1. The five-day forecast for Pittsburgh is obviously a giant back-pat from God for all of Pittsburgh for being so awesome.
I accept that back-pat and I ask God to remember our awesomeness come February when He’s deciding how much longer winter should last.
2. Regarding that Steelers poodle we were discussing last week, it has a name and the name is … wait for it … Roethlispoodle!
You can see Roethlispoodle in action in this youtube video.
I particularly like 1:43 when Roethlispoodle looks out into the audience and uses his eyes to say, “Hey, you. If you kill me right now, I won’t be mad.” and also at 2:47 when Roethlispoodle really JUST WANTS TO LIE THE HELL DOWN ALREADY.
Poor doggie. I’d rather be Paris Hilton’s purse chihuahua Poopsie Binkie than be Roethlispoodle.
(h/t The Mysterious M)
3. Speaking of the Steelers, have you seen the Steelers house? It puts the GAWD! in gaudy.
I’m all for showing the Steelers love, preferably in the form of ripping Daniel Sepulveda’s shirt off so I can see what the Good Lord gave him, but this is a bit much.
4. Speaking of a bit much, The Dread Lord Zober friended me on my Jane Pitt facebook (I heard demons shrieking, I did) and I accepted that request (I heard succubi weeping, I did) to find this:
BFFs?! Best friends forever? Me and The Dread Lord? Should he and I go find a tree and carve “VM & YZ BFF” into the trunk? Take a blood oath? Wear each others clothes? (I’ve got a pair of do-me boots I think The Dread Lord could totally pull off) Get one of those necklaces where he gets one part and I get the other and never the twain shall meet until one of us dies, but even then, bury me with mine clutched in my hand so I’ll never ever forget him?
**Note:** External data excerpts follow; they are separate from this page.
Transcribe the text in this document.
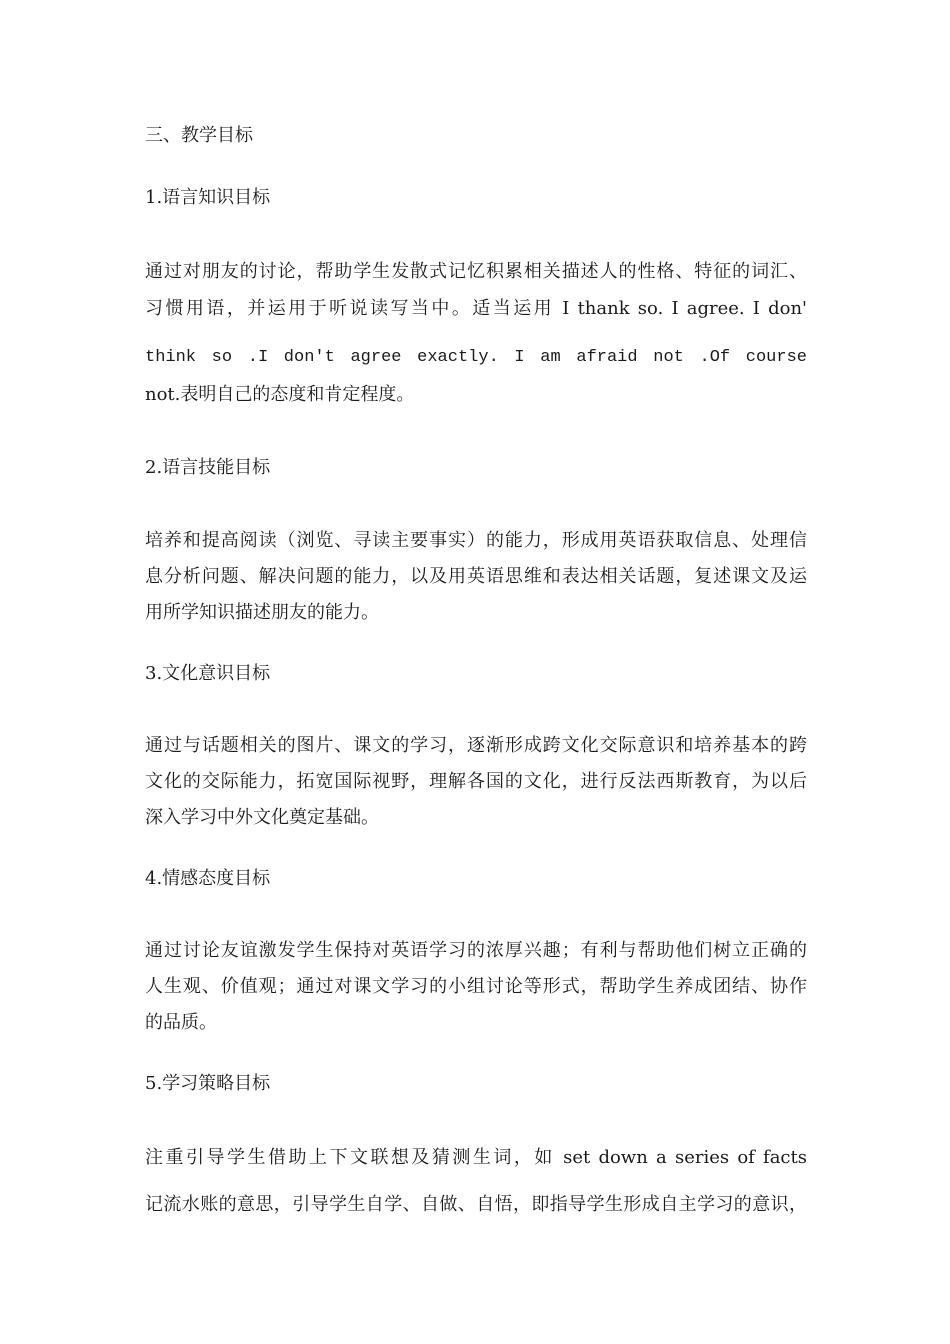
三、教学目标
1.语言知识目标
通过对朋友的讨论，帮助学生发散式记忆积累相关描述人的性格、特征的词汇、
习惯用语，并运用于听说读写当中。适当运用 I thank so. I agree. I don'
think so .I don't agree exactly. I am afraid not .Of course
not.表明自己的态度和肯定程度。
2.语言技能目标
培养和提高阅读（浏览、寻读主要事实）的能力，形成用英语获取信息、处理信
息分析问题、解决问题的能力，以及用英语思维和表达相关话题，复述课文及运
用所学知识描述朋友的能力。
3.文化意识目标
通过与话题相关的图片、课文的学习，逐渐形成跨文化交际意识和培养基本的跨
文化的交际能力，拓宽国际视野，理解各国的文化，进行反法西斯教育，为以后
深入学习中外文化奠定基础。
4.情感态度目标
通过讨论友谊激发学生保持对英语学习的浓厚兴趣；有利与帮助他们树立正确的
人生观、价值观；通过对课文学习的小组讨论等形式，帮助学生养成团结、协作
的品质。
5.学习策略目标
注重引导学生借助上下文联想及猜测生词，如 set down a series of facts
记流水账的意思，引导学生自学、自做、自悟，即指导学生形成自主学习的意识，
Clearly he’s trying to lure me to the Dark Side with his cute little sense of humor and ridiculously interesting facebook updates, but let me say this, Lord Zober: I have ears all over the city and I have heard some of the things you have said about me, so don’t buy me that necklace just yet.
[swishes light saber with gusto while shouting to the sky: “I’LL NEVER GO TO THE DARK SIDE! NEVER!”]
I will bet you the sum of ONE … MILLION … DOLLARS that the Dread Lord de-friends me today.
5. This is a picture taken from the P-G showing a math teacher in action teaching fractions to students at Manchester Academic Charter School.
The article is awesome and I failed the fraction quiz miserably because pie wasn’t involved, but that’s not why I’m pointing this out to you.
I’m pointing this out to you because MY MATH TEACHERS NEVER LOOKED LIKE THAT!
Teacher + brains + blue jeans + arm muscles = 100/100% hot.
Gosh, I hope I used that fraction correctly.